Von Steffen Könau 06.09.2012, 19:01

Halle (Saale)/MZ. - Seinen letzten großen Auftritt hat er an einem düsteren Novemberabend des Jahres 1989 auf dem halleschen Marktplatz. In der Stunde der Not tritt Hans-Joachim Böhme auf die Rathaustreppen und spricht zu tausenden Hallensern, die gekommen sind, um zu hören, wie es denn nun weitergehen soll mit der DDR.

Doch Böhme hatte keine Antworten mitgebracht. Der Mann, den alle "Achim" oder "der Erste" nennen, stammelt, verheddert sich in Sätzen, würgt an Formulierungen und wenn er Besserung gelobt, klingt es, als habe er nichts begriffen. Die Menschen buhen, spucken sogar. Der Mächtige auf den Stufen wirkt ohnmächtig.

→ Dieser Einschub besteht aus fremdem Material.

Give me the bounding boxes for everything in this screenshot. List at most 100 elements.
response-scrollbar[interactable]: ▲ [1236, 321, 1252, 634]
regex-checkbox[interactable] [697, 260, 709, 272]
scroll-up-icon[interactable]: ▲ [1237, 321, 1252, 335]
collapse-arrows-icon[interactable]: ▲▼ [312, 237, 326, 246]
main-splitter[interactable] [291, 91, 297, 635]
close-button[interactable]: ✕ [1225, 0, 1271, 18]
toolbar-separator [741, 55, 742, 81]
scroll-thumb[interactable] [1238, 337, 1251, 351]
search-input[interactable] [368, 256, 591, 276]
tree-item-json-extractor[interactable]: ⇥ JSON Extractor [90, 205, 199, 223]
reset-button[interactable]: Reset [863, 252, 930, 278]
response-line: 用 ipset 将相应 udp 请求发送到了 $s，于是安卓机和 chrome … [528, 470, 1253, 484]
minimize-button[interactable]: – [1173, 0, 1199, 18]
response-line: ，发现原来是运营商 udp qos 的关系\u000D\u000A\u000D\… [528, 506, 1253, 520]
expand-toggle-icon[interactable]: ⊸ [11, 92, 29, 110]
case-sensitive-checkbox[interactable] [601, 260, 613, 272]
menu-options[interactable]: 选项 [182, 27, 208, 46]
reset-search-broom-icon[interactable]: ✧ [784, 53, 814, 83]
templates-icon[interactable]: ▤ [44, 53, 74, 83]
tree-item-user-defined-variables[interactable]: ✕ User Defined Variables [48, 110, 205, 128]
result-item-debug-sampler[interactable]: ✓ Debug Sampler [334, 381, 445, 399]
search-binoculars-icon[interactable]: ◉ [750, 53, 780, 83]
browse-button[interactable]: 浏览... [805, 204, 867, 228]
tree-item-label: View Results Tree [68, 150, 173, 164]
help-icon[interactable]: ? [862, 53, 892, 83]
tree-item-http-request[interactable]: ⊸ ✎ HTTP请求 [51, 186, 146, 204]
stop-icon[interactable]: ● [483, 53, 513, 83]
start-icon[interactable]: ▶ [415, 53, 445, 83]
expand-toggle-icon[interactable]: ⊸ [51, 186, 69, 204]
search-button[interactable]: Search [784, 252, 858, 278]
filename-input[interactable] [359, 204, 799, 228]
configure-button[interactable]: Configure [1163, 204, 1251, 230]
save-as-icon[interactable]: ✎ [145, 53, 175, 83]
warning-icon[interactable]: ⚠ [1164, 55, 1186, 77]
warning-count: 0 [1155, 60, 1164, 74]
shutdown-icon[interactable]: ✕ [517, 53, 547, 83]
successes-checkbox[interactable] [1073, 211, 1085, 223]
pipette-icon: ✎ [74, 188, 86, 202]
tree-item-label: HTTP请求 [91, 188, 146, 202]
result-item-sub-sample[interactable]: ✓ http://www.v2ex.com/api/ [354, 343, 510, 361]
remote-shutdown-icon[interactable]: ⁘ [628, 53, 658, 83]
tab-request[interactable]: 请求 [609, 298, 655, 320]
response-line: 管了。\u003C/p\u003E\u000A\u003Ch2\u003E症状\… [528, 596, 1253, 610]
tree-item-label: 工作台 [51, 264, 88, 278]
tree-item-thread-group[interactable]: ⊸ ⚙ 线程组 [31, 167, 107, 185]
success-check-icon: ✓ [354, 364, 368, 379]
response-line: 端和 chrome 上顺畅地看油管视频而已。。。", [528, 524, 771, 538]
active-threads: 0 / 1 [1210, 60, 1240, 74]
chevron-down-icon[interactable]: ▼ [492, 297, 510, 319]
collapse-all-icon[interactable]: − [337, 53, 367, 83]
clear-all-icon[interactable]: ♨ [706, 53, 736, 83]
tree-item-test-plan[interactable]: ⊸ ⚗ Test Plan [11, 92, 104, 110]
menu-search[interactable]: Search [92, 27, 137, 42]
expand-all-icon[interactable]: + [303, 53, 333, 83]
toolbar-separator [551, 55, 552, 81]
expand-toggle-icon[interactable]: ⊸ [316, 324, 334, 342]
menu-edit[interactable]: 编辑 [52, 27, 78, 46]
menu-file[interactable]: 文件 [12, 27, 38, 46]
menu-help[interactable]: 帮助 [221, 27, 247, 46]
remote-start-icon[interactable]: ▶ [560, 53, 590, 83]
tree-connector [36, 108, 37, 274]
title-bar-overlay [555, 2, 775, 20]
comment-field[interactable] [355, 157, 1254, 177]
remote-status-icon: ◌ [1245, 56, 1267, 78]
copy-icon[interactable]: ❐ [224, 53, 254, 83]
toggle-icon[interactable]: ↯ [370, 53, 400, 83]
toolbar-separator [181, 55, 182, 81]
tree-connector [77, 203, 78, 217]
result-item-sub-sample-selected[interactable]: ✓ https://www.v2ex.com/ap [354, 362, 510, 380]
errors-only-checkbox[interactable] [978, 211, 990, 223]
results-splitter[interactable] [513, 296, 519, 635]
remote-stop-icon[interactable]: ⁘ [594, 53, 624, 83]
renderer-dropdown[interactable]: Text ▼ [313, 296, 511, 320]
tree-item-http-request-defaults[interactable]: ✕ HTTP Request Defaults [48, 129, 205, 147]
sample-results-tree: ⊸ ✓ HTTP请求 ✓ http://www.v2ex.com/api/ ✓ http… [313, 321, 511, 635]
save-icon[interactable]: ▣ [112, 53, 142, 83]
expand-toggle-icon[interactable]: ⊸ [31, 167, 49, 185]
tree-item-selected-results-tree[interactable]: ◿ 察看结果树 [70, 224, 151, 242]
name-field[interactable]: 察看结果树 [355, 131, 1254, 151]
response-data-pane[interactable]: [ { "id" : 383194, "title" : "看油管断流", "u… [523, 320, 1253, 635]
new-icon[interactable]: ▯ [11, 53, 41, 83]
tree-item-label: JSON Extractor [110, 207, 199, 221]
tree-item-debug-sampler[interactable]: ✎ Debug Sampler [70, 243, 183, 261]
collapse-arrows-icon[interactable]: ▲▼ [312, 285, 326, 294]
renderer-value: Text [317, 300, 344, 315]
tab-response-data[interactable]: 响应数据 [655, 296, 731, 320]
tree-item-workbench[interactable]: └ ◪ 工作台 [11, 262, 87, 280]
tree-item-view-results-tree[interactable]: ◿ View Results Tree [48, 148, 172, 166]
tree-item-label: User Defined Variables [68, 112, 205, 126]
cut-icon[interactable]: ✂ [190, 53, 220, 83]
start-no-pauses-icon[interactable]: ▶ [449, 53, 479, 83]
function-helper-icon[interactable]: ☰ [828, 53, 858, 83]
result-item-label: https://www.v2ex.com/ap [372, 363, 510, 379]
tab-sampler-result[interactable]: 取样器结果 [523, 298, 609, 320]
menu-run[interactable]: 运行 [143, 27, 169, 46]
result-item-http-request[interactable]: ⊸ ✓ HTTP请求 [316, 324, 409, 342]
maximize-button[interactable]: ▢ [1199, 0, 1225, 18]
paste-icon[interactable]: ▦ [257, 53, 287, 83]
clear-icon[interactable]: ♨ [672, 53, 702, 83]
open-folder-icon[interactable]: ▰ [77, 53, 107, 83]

Es ist das Ende einer Karriere, die den gebürtigen Bernburger aus der FDJ ins Zentralkomitee der SED, in die Volkskammer und seit 1986 sogar ins Politbüro geführt hatte. Böhme, promoviert zum Thema "Zur politischen Bewusstseinsbildung in der Periode des umfassenden Aufbaus des Sozialismus", ist kein Mitglied im engsten Führungszirkel der DDR. Aber ein Vollzeit-Funktionär und als solcher seit seinem Amtsantritt als 1. Sekretär der SED-Bezirksleitung im Jahr 1981 der unumschränkte Herrscher im Chemiebezirk Halle.

Böhmes Wort ist Gesetz, was er anweist, wird getan. Der Mann mit der Betonfrisur und der randstarken Brille ist einer der Hardliner im Politbüro, er glaubt, dass Reformen das Ende der DDR bedeuten.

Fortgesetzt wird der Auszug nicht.